Heute Mittag habe ich gespannt den live gestreamten Vortrag von Christian Spannagel, Mostafa Akbari und Tim Schmidt auf dem 2. Workshop e-Learning 2.0 der Delfi-Tagung mitverfolgt (hier u.a. ein kurzes Ankündigungsvideo von Christian). Er resultierte u.a. aus der damals auf dem EduCamp in Ilmenau gehaltenen Session zur Motivation beim Bloggen, an der sich auch ein paar unserer Studis an der TU, die erstmals eigene E-Portfolio-Blogs führ(t)en, rege beteiligten. Die Vortragenden stellten dabei ihr entwickeltes Planungsraster für die Einführung von Blogs in der Lehre vor, das soziale, funktionale. technische, rechtliche, Öffentlichkeits- und Motivationsaspekte berücksichtigt, und zeigten Einsatzszenarien an der PH Ludwigsburg, der RWTH Aachen und der Universität Osnabrück auf.

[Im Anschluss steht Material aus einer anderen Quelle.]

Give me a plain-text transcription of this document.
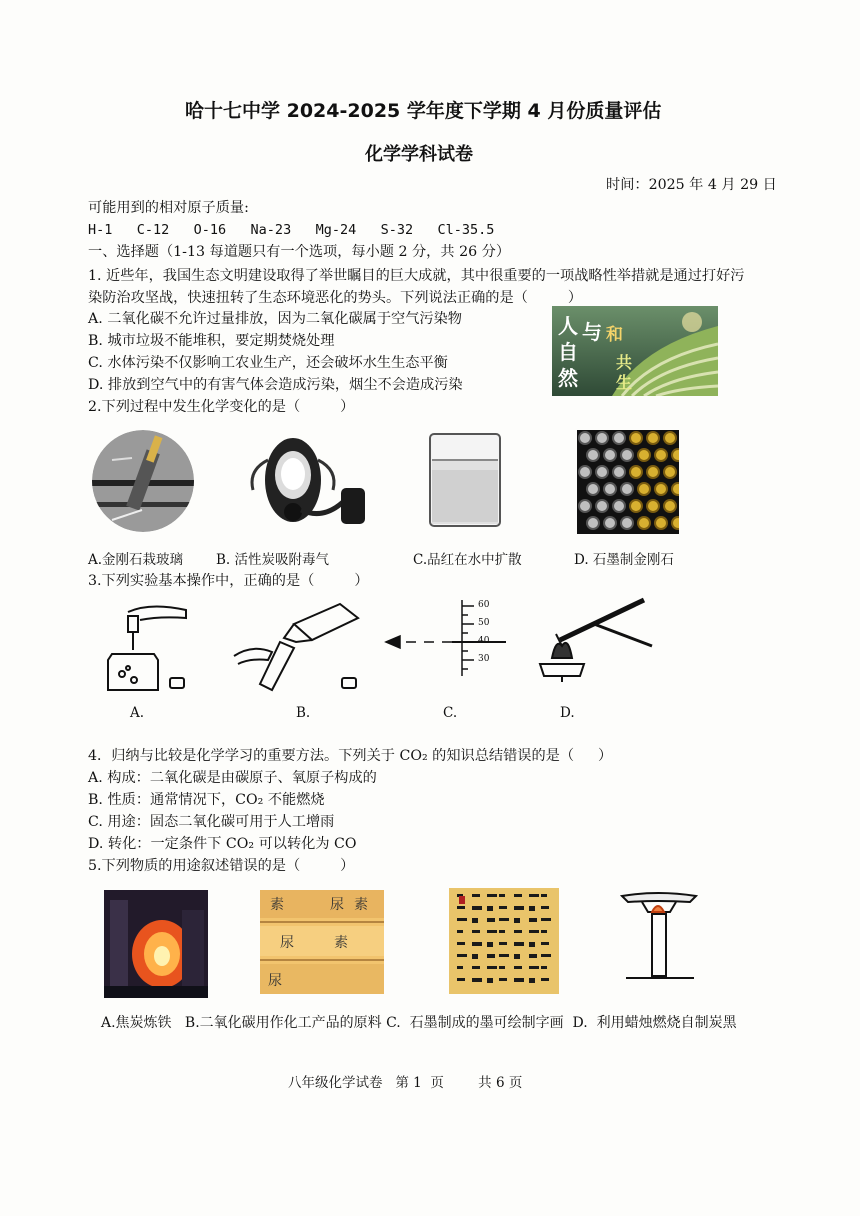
哈十七中学 2024-2025 学年度下学期 4 月份质量评估
化学学科试卷
时间：2025 年 4 月 29 日
可能用到的相对原子质量:
H-1   C-12   O-16   Na-23   Mg-24   S-32   Cl-35.5
一、选择题（1-13 每道题只有一个选项，每小题 2 分，共 26 分）
1. 近些年，我国生态文明建设取得了举世瞩目的巨大成就，其中很重要的一项战略性举措就是通过打好污
染防治攻坚战，快速扭转了生态环境恶化的势头。下列说法正确的是（	）
A. 二氧化碳不允许过量排放，因为二氧化碳属于空气污染物
B. 城市垃圾不能堆积，要定期焚烧处理
C. 水体污染不仅影响工农业生产，还会破坏水生生态平衡
D. 排放到空气中的有害气体会造成污染，烟尘不会造成污染
人 与 和
自
然
共
生
2.下列过程中发生化学变化的是（	）
A.金刚石栽玻璃 B. 活性炭吸附毒气	C.品红在水中扩散	D. 石墨制金刚石
3.下列实验基本操作中，正确的是（	）
60
50
40
30
A.	B.	C.	D.
4．归纳与比较是化学学习的重要方法。下列关于 CO₂ 的知识总结错误的是（ ）
A. 构成：二氧化碳是由碳原子、氧原子构成的
B. 性质：通常情况下，CO₂ 不能燃烧
C. 用途：固态二氧化碳可用于人工增雨
D. 转化：一定条件下 CO₂ 可以转化为 CO
5.下列物质的用途叙述错误的是（	）
素	尿 素
尿	素
尿
A.焦炭炼铁   B.二氧化碳用作化工产品的原料 C.  石墨制成的墨可绘制字画  D.  利用蜡烛燃烧自制炭黑
八年级化学试卷   第 1  页        共 6 页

Leider hatte ich etwas zu spät Zugang zum Vortrag, sodass ich nicht alle Ausführungen zum Planungsraster erfahren konnte. Sie können aber auf einer zugehörigen Wikiversity-Seite abgerufen und genauer diskutiert werden. Die Vortragsfolien werden außerdem in den nächsten Tagen auf Christian´s Blog zu finden sein.

Auf dem EduCamp in Berlin werde ich hoffentlich auch erste Auswertungsergebnisse unseres E-Portfolio-Blog-Einsatzes an der TU Ilmenau präsentieren können.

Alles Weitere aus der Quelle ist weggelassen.